Taking in the comments from my last video lecture, I targeted a max of 10 mins and had a short introduction to indicate what I’m expecting from the viewers such as prior knowledge. The original lecture that I used in class was good for 45 minutes. Cutting out the interaction and mistakes, I was able to compress it to 9:58 but I think the flow is terribly fast.

Nonetheless, I believe the video is still educational. Feel free to comment below on what I need to improve on. Thanks in advance!

You can check out the video here.

08/29/13

C++ Pointers + Arrays

Finally got to upload the video lecture on C++ Pointers + Arrays. But honestly, I think it’s boring. I still need to practice making video lectures. This is like the 3rd one that I made but I’m still not getting the hang of it.

The more I make it formal, the less interesting it becomes. If I make it casual, it tends to be lengthy.

Aside from the entertainment factor, I found it difficult to draw on Adobe Photoshop. I tried to look for drawing tools that automatically smoothen out your pencil drawings but I couldn’t find one. My best bet was Autodesk Sketchbook Express for Mac which is free to download from the Mac App Store and iTunes. It has a different user experience which was clearly intended to be keyboard-free. All the controls and settings can be done from the widgets of the user interface.

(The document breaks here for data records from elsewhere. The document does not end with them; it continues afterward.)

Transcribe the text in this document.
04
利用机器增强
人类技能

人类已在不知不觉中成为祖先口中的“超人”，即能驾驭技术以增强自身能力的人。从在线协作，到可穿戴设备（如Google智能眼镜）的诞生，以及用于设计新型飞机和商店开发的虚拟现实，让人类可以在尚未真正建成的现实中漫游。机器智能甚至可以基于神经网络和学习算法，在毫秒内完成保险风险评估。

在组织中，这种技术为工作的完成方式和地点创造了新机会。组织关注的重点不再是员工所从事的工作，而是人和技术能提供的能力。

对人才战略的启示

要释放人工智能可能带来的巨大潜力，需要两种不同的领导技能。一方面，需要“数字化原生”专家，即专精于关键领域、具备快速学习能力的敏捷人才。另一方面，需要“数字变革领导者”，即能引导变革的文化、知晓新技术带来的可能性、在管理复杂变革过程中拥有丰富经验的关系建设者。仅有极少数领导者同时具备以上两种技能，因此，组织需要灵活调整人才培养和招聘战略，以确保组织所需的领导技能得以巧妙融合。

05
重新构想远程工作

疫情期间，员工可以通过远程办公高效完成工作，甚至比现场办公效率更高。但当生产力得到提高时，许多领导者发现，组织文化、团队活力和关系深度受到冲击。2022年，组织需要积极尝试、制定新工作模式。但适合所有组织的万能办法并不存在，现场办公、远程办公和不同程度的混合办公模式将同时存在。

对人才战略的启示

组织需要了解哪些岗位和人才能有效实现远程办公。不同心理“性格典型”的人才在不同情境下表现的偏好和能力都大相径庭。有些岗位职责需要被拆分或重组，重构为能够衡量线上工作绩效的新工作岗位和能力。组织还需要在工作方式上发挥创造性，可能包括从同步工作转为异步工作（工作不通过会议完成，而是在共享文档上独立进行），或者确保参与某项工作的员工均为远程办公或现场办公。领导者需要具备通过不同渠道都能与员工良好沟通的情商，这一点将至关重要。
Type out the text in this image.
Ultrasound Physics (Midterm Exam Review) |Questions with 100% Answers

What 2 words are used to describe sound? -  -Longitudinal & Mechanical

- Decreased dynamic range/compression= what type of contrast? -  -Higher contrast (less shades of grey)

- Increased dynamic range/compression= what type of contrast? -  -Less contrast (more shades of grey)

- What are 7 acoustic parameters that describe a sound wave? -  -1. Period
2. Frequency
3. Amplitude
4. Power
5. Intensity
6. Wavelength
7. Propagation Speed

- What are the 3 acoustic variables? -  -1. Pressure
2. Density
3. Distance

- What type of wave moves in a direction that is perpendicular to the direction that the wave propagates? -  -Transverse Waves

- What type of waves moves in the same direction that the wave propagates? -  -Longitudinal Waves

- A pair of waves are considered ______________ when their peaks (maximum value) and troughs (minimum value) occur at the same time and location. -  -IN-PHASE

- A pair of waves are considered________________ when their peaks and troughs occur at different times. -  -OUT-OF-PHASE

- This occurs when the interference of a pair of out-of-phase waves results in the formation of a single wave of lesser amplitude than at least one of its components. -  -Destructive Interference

Pretty interesting approach there and fun to play with. Though I need more practice writing and drawing with the tablet.

As for screen recording, I’m using the best one out there and it’s TechSmith Camtasia for Mac which can be found here. What I’m using is the full version because the beta testing, which lasted for more than half a year, has ended and I got my free copy 😀

Nonetheless, the video can be found here. Feel free to comment but please be merciful.

I’ll try to make another one. Though I’m also exploring different methods aside from digital video lectures.

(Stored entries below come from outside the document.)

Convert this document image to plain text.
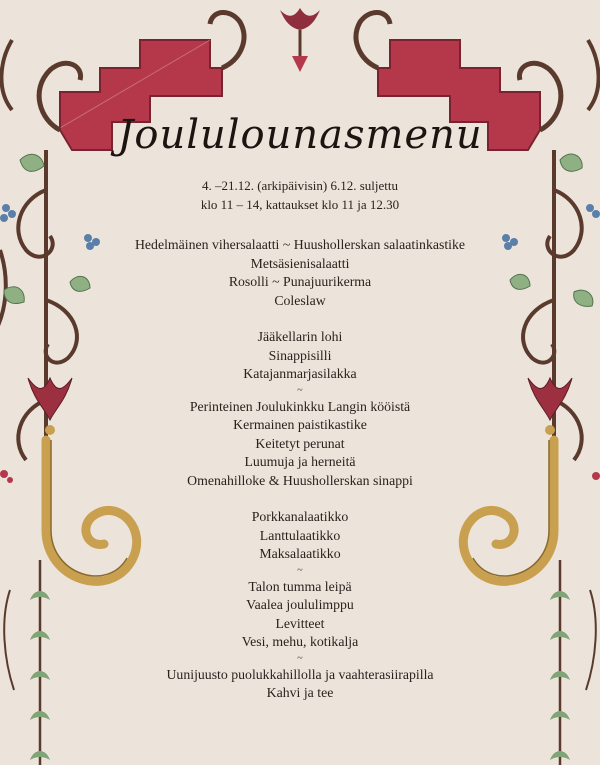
Joululounasmenu
4. –21.12. (arkipäivisin) 6.12. suljettu
klo 11 – 14, kattaukset klo 11 ja 12.30
Hedelmäinen vihersalaatti ~ Huushollerskan salaatinkastike
Metsäsienisalaatti
Rosolli ~ Punajuurikerma
Coleslaw
Jääkellarin lohi
Sinappisilli
Katajanmarjasilakka
~
Perinteinen Joulukinkku Langin kööistä
Kermainen paistikastike
Keitetyt perunat
Luumuja ja herneitä
Omenahilloke & Huushollerskan sinappi
Porkkanalaatikko
Lanttulaatikko
Maksalaatikko
~
Talon tumma leipä
Vaalea joululimppu
Levitteet
Vesi, mehu, kotikalja
~
Uunijuusto puolukkahillolla ja vaahterasiirapilla
Kahvi ja tee
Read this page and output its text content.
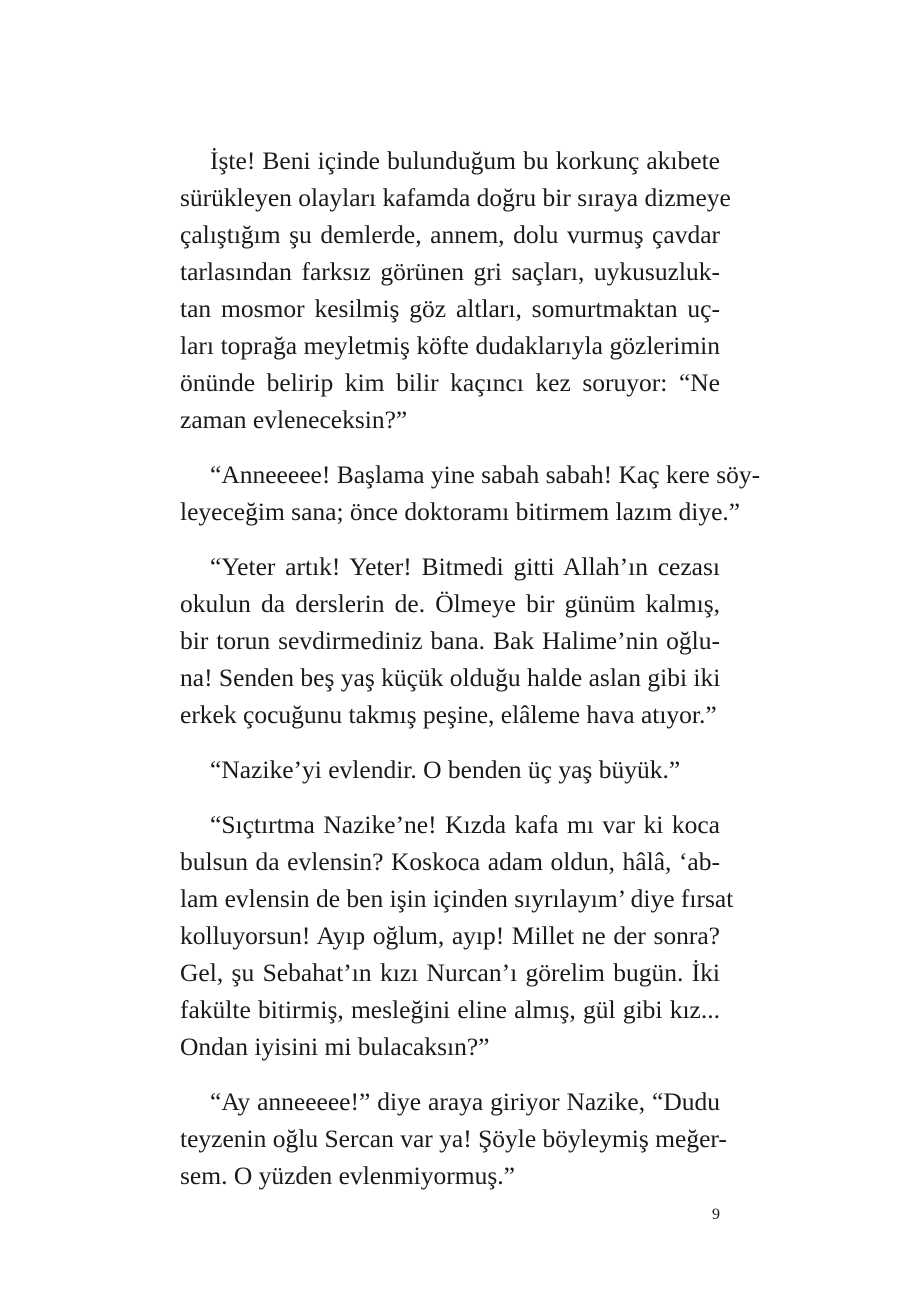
İşte! Beni içinde bulunduğum bu korkunç akıbete
sürükleyen olayları kafamda doğru bir sıraya dizmeye
çalıştığım şu demlerde, annem, dolu vurmuş çavdar
tarlasından farksız görünen gri saçları, uykusuzluk-
tan mosmor kesilmiş göz altları, somurtmaktan uç-
ları toprağa meyletmiş köfte dudaklarıyla gözlerimin
önünde belirip kim bilir kaçıncı kez soruyor: “Ne
zaman evleneceksin?”
“Anneeeee! Başlama yine sabah sabah! Kaç kere söy-
leyeceğim sana; önce doktoramı bitirmem lazım diye.”
“Yeter artık! Yeter! Bitmedi gitti Allah’ın cezası
okulun da derslerin de. Ölmeye bir günüm kalmış,
bir torun sevdirmediniz bana. Bak Halime’nin oğlu-
na! Senden beş yaş küçük olduğu halde aslan gibi iki
erkek çocuğunu takmış peşine, elâleme hava atıyor.”
“Nazike’yi evlendir. O benden üç yaş büyük.”
“Sıçtırtma Nazike’ne! Kızda kafa mı var ki koca
bulsun da evlensin? Koskoca adam oldun, hâlâ, ‘ab-
lam evlensin de ben işin içinden sıyrılayım’ diye fırsat
kolluyorsun! Ayıp oğlum, ayıp! Millet ne der sonra?
Gel, şu Sebahat’ın kızı Nurcan’ı görelim bugün. İki
fakülte bitirmiş, mesleğini eline almış, gül gibi kız...
Ondan iyisini mi bulacaksın?”
“Ay anneeeee!” diye araya giriyor Nazike, “Dudu
teyzenin oğlu Sercan var ya! Şöyle böyleymiş meğer-
sem. O yüzden evlenmiyormuş.”
9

Edit: Oh look here! Autodesk is looking for beta testers for Sketchbook Pro!

08/25/13

Facebook Comments

That turned out easier than I expected…

I’m now using Facebook comments for this blog rather than the built-in comment system of WordPress. I followed the instructions here and it worked like a charm. I didn’t know making a Facebook App was that simple too. Amazing.

Thank goodness for nerds like Fat Panda.